Capítulo 21- Estrategias
Los días se arrastraban con una lentitud exasperante. Desde su despido, Santiago vivía en un limbo incómodo: más de dos semanas habían pasado y aún no veía un peso de su sueldo pendiente, mucho menos de su liquidación.
El contador de la empresa, con tono ensayado y mirada esquiva, le repitió la misma excusa: “retraso administrativo”. Pero Santiago conocía demasiado bien esa estrategia. No era un error, ni un descuido: era un método calculado. La empresa demoraba los pagos hasta desgastar al trabajador, hasta empujarlo a aceptar una cifra menor a la que realmente le correspondía. Una forma silenciosa, pero letal, de abuso.
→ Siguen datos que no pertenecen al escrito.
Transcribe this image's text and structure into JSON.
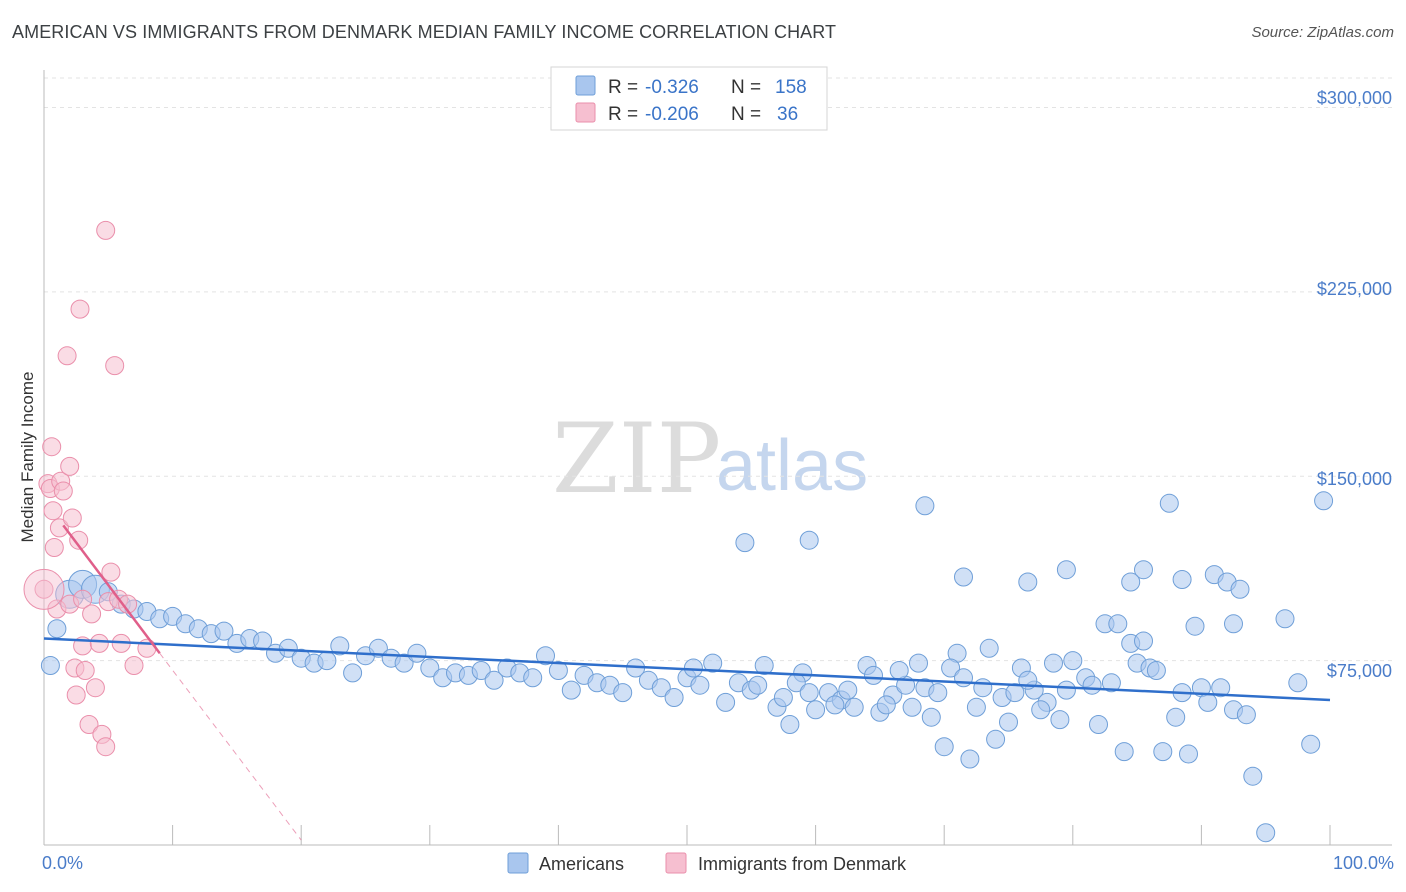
{
  "title": "AMERICAN VS IMMIGRANTS FROM DENMARK MEDIAN FAMILY INCOME CORRELATION CHART",
  "source": "Source: ZipAtlas.com",
  "watermark": {
    "part1": "ZIP",
    "part2": "atlas"
  },
  "legend": {
    "rows": [
      {
        "r_label": "R =",
        "r_value": "-0.326",
        "n_label": "N =",
        "n_value": "158"
      },
      {
        "r_label": "R =",
        "r_value": "-0.206",
        "n_label": "N =",
        "n_value": "36"
      }
    ]
  },
  "bottom_legend": {
    "americans": "Americans",
    "denmark": "Immigrants from Denmark"
  },
  "colors": {
    "blue_fill": "#a9c6ee",
    "blue_stroke": "#6f9fd8",
    "blue_line": "#2f6fcb",
    "pink_fill": "#f6bfd0",
    "pink_stroke": "#ea8fab",
    "pink_line": "#e05f8a",
    "grid": "#e3e3e3",
    "axis_text": "#4a7cc9"
  },
  "chart_data": {
    "type": "scatter",
    "title": "AMERICAN VS IMMIGRANTS FROM DENMARK MEDIAN FAMILY INCOME CORRELATION CHART",
    "xlabel": "",
    "ylabel": "Median Family Income",
    "xlim": [
      0,
      100
    ],
    "ylim": [
      0,
      312000
    ],
    "x_tick_labels": [
      "0.0%",
      "100.0%"
    ],
    "y_ticks": [
      75000,
      150000,
      225000,
      300000
    ],
    "y_tick_labels": [
      "$75,000",
      "$150,000",
      "$225,000",
      "$300,000"
    ],
    "series": [
      {
        "name": "Americans",
        "r": -0.326,
        "n": 158,
        "trend": {
          "x0": 0,
          "y0": 84000,
          "x1": 100,
          "y1": 59000
        },
        "points": [
          [
            0.5,
            73000
          ],
          [
            1,
            88000
          ],
          [
            2,
            102000
          ],
          [
            3,
            106000
          ],
          [
            4,
            104000
          ],
          [
            5,
            103000
          ],
          [
            6,
            98000
          ],
          [
            7,
            96000
          ],
          [
            8,
            95000
          ],
          [
            9,
            92000
          ],
          [
            10,
            93000
          ],
          [
            11,
            90000
          ],
          [
            12,
            88000
          ],
          [
            13,
            86000
          ],
          [
            14,
            87000
          ],
          [
            15,
            82000
          ],
          [
            16,
            84000
          ],
          [
            17,
            83000
          ],
          [
            18,
            78000
          ],
          [
            19,
            80000
          ],
          [
            20,
            76000
          ],
          [
            21,
            74000
          ],
          [
            22,
            75000
          ],
          [
            23,
            81000
          ],
          [
            24,
            70000
          ],
          [
            25,
            77000
          ],
          [
            26,
            80000
          ],
          [
            27,
            76000
          ],
          [
            28,
            74000
          ],
          [
            29,
            78000
          ],
          [
            30,
            72000
          ],
          [
            31,
            68000
          ],
          [
            32,
            70000
          ],
          [
            33,
            69000
          ],
          [
            34,
            71000
          ],
          [
            35,
            67000
          ],
          [
            36,
            72000
          ],
          [
            37,
            70000
          ],
          [
            38,
            68000
          ],
          [
            39,
            77000
          ],
          [
            40,
            71000
          ],
          [
            41,
            63000
          ],
          [
            42,
            69000
          ],
          [
            43,
            66000
          ],
          [
            44,
            65000
          ],
          [
            45,
            62000
          ],
          [
            46,
            72000
          ],
          [
            47,
            67000
          ],
          [
            48,
            64000
          ],
          [
            49,
            60000
          ],
          [
            50,
            68000
          ],
          [
            51,
            65000
          ],
          [
            52,
            74000
          ],
          [
            53,
            58000
          ],
          [
            54,
            66000
          ],
          [
            55,
            63000
          ],
          [
            56,
            73000
          ],
          [
            57,
            56000
          ],
          [
            58,
            49000
          ],
          [
            59,
            70000
          ],
          [
            60,
            55000
          ],
          [
            61,
            62000
          ],
          [
            62,
            59000
          ],
          [
            63,
            56000
          ],
          [
            64,
            73000
          ],
          [
            65,
            54000
          ],
          [
            66,
            61000
          ],
          [
            67,
            65000
          ],
          [
            68,
            74000
          ],
          [
            69,
            52000
          ],
          [
            70,
            40000
          ],
          [
            71,
            78000
          ],
          [
            72,
            35000
          ],
          [
            73,
            64000
          ],
          [
            74,
            43000
          ],
          [
            75,
            50000
          ],
          [
            76,
            72000
          ],
          [
            77,
            63000
          ],
          [
            78,
            58000
          ],
          [
            79,
            51000
          ],
          [
            80,
            75000
          ],
          [
            81,
            68000
          ],
          [
            82,
            49000
          ],
          [
            83,
            66000
          ],
          [
            84,
            38000
          ],
          [
            85,
            74000
          ],
          [
            86,
            72000
          ],
          [
            87,
            38000
          ],
          [
            88,
            52000
          ],
          [
            89,
            37000
          ],
          [
            90,
            64000
          ],
          [
            91,
            110000
          ],
          [
            92,
            107000
          ],
          [
            93,
            104000
          ],
          [
            94,
            28000
          ],
          [
            95,
            5000
          ],
          [
            50.5,
            72000
          ],
          [
            55.5,
            65000
          ],
          [
            57.5,
            60000
          ],
          [
            58.5,
            66000
          ],
          [
            59.5,
            62000
          ],
          [
            61.5,
            57000
          ],
          [
            62.5,
            63000
          ],
          [
            64.5,
            69000
          ],
          [
            65.5,
            57000
          ],
          [
            66.5,
            71000
          ],
          [
            67.5,
            56000
          ],
          [
            68.5,
            64000
          ],
          [
            69.5,
            62000
          ],
          [
            70.5,
            72000
          ],
          [
            71.5,
            68000
          ],
          [
            72.5,
            56000
          ],
          [
            73.5,
            80000
          ],
          [
            74.5,
            60000
          ],
          [
            75.5,
            62000
          ],
          [
            76.5,
            67000
          ],
          [
            77.5,
            55000
          ],
          [
            78.5,
            74000
          ],
          [
            79.5,
            63000
          ],
          [
            81.5,
            65000
          ],
          [
            82.5,
            90000
          ],
          [
            83.5,
            90000
          ],
          [
            84.5,
            82000
          ],
          [
            85.5,
            83000
          ],
          [
            86.5,
            71000
          ],
          [
            88.5,
            62000
          ],
          [
            89.5,
            89000
          ],
          [
            90.5,
            58000
          ],
          [
            91.5,
            64000
          ],
          [
            92.5,
            90000
          ],
          [
            87.5,
            139000
          ],
          [
            85.5,
            112000
          ],
          [
            54.5,
            123000
          ],
          [
            59.5,
            124000
          ],
          [
            68.5,
            138000
          ],
          [
            71.5,
            109000
          ],
          [
            76.5,
            107000
          ],
          [
            79.5,
            112000
          ],
          [
            84.5,
            107000
          ],
          [
            88.5,
            108000
          ],
          [
            92.5,
            55000
          ],
          [
            93.5,
            53000
          ],
          [
            96.5,
            92000
          ],
          [
            97.5,
            66000
          ],
          [
            98.5,
            41000
          ],
          [
            99.5,
            140000
          ]
        ]
      },
      {
        "name": "Immigrants from Denmark",
        "r": -0.206,
        "n": 36,
        "trend": {
          "x0": 1.5,
          "y0": 130000,
          "x1": 9,
          "y1": 78000
        },
        "trend_extended": {
          "x0": 9,
          "y0": 78000,
          "x1": 20,
          "y1": 2000
        },
        "points": [
          [
            0,
            104000
          ],
          [
            0.3,
            147000
          ],
          [
            0.5,
            145000
          ],
          [
            0.6,
            162000
          ],
          [
            0.7,
            136000
          ],
          [
            0.8,
            121000
          ],
          [
            1,
            96000
          ],
          [
            1.2,
            129000
          ],
          [
            1.3,
            148000
          ],
          [
            1.5,
            144000
          ],
          [
            1.8,
            199000
          ],
          [
            2,
            98000
          ],
          [
            2,
            154000
          ],
          [
            2.2,
            133000
          ],
          [
            2.4,
            72000
          ],
          [
            2.5,
            61000
          ],
          [
            2.7,
            124000
          ],
          [
            2.8,
            218000
          ],
          [
            3,
            100000
          ],
          [
            3,
            81000
          ],
          [
            3.2,
            71000
          ],
          [
            3.5,
            49000
          ],
          [
            3.7,
            94000
          ],
          [
            4,
            64000
          ],
          [
            4.3,
            82000
          ],
          [
            4.5,
            45000
          ],
          [
            4.8,
            40000
          ],
          [
            4.8,
            250000
          ],
          [
            5,
            99000
          ],
          [
            5.2,
            111000
          ],
          [
            5.5,
            195000
          ],
          [
            5.8,
            100000
          ],
          [
            6,
            82000
          ],
          [
            6.5,
            98000
          ],
          [
            7,
            73000
          ],
          [
            8,
            80000
          ]
        ]
      }
    ]
  }
}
Se jugaba con el hambre, con la desesperación.
Y él sabía que lo estaban empujando hacia el límite.
En más de una ocasión pensó en ceder, en aceptar un arreglo injusto solo para tener algo de estabilidad. Pero entonces apareció un amigo con una propuesta inesperada: un puesto en la municipalidad.
—No es perfecto —le dijo—, pero vas a ganar bien. Te va a sacar del apuro.
Santiago lo escuchó en silencio, debatiéndose por dentro. Era una salida concreta, pero significaba resignar su independencia, quedar atado a una estructura que lo sofocaba solo de pensarlo.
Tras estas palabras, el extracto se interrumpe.